Les taux hypothécaires sont à un niveau historiquement bas. Voici comment les principaux prêteurs gèrent la situation

Le rapport de Freddie Mac sur les taux hypothécaires, considéré comme l’étalon-or du secteur hypothécaire, remonte à près de 50 ans. Et au cours de ce demi-siècle, les taux hypothécaires n’ont jamais été aussi bas qu’ils le sont actuellement.

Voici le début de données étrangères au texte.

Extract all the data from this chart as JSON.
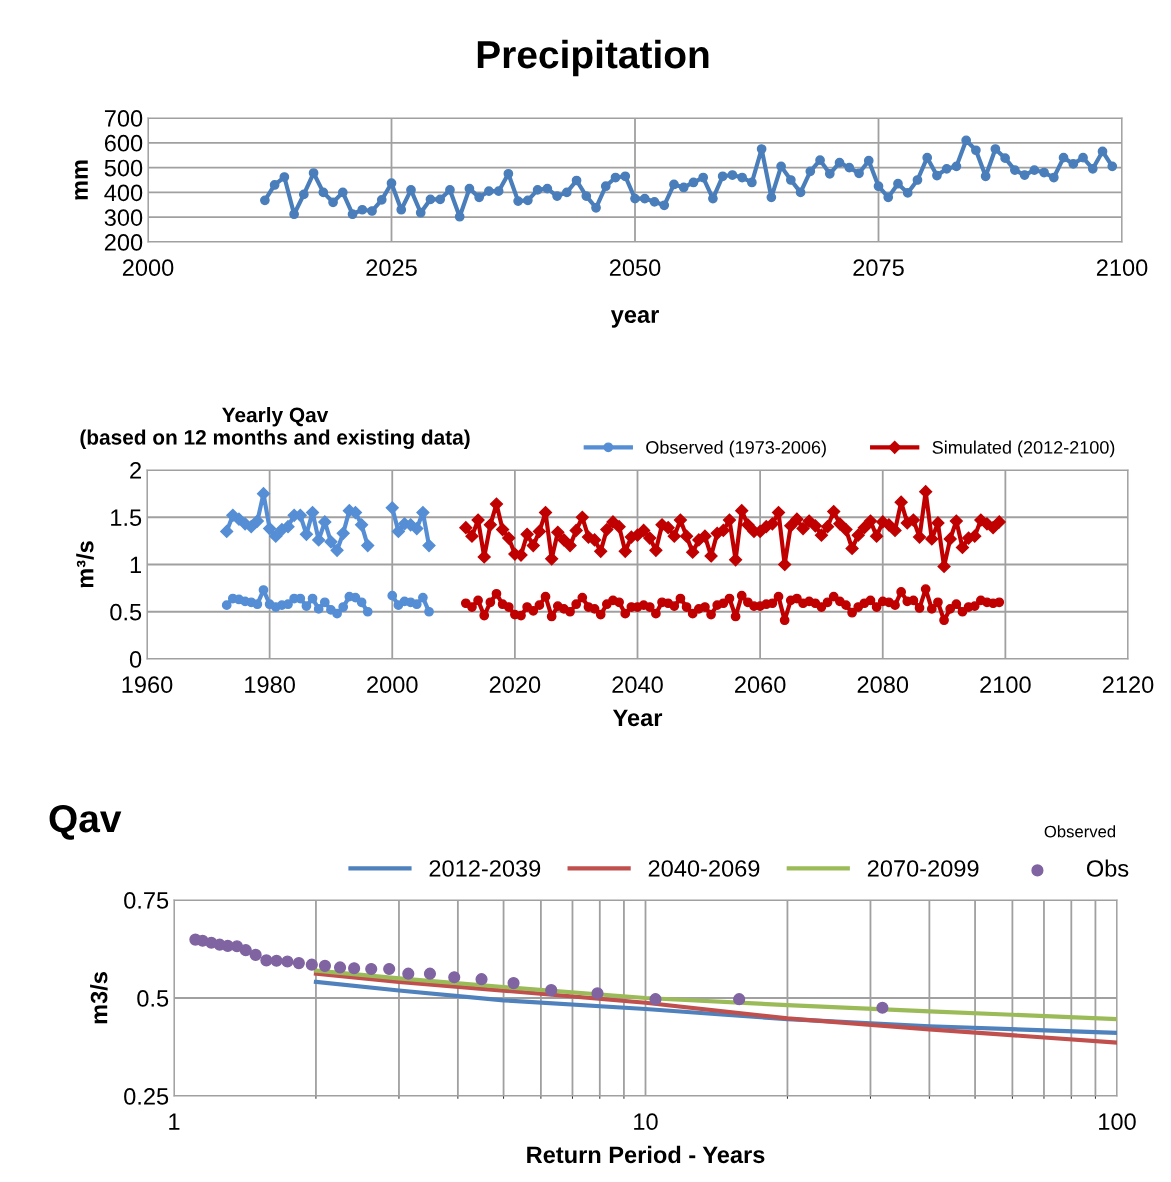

Le dernier rapport de Freddie, publié jeudi matin, montre que les taux hypothécaires sont aujourd’hui de 3,29 %. Le taux le plus bas précédent était de 3,31 % en novembre 2012.

Cette chute à un niveau record correspond à ce que plusieurs prêteurs ont déclaré à HousingWire la semaine dernière : les emprunteurs obtiennent des taux d’intérêt plus bas que jamais.

Mais la semaine dernière, les craintes de coronavirus ont poussé les investisseurs obligataires à rechercher la sécurité des hypothèques américaines et d’autres instruments financiers, ce qui a fait baisser encore plus les taux hypothécaires.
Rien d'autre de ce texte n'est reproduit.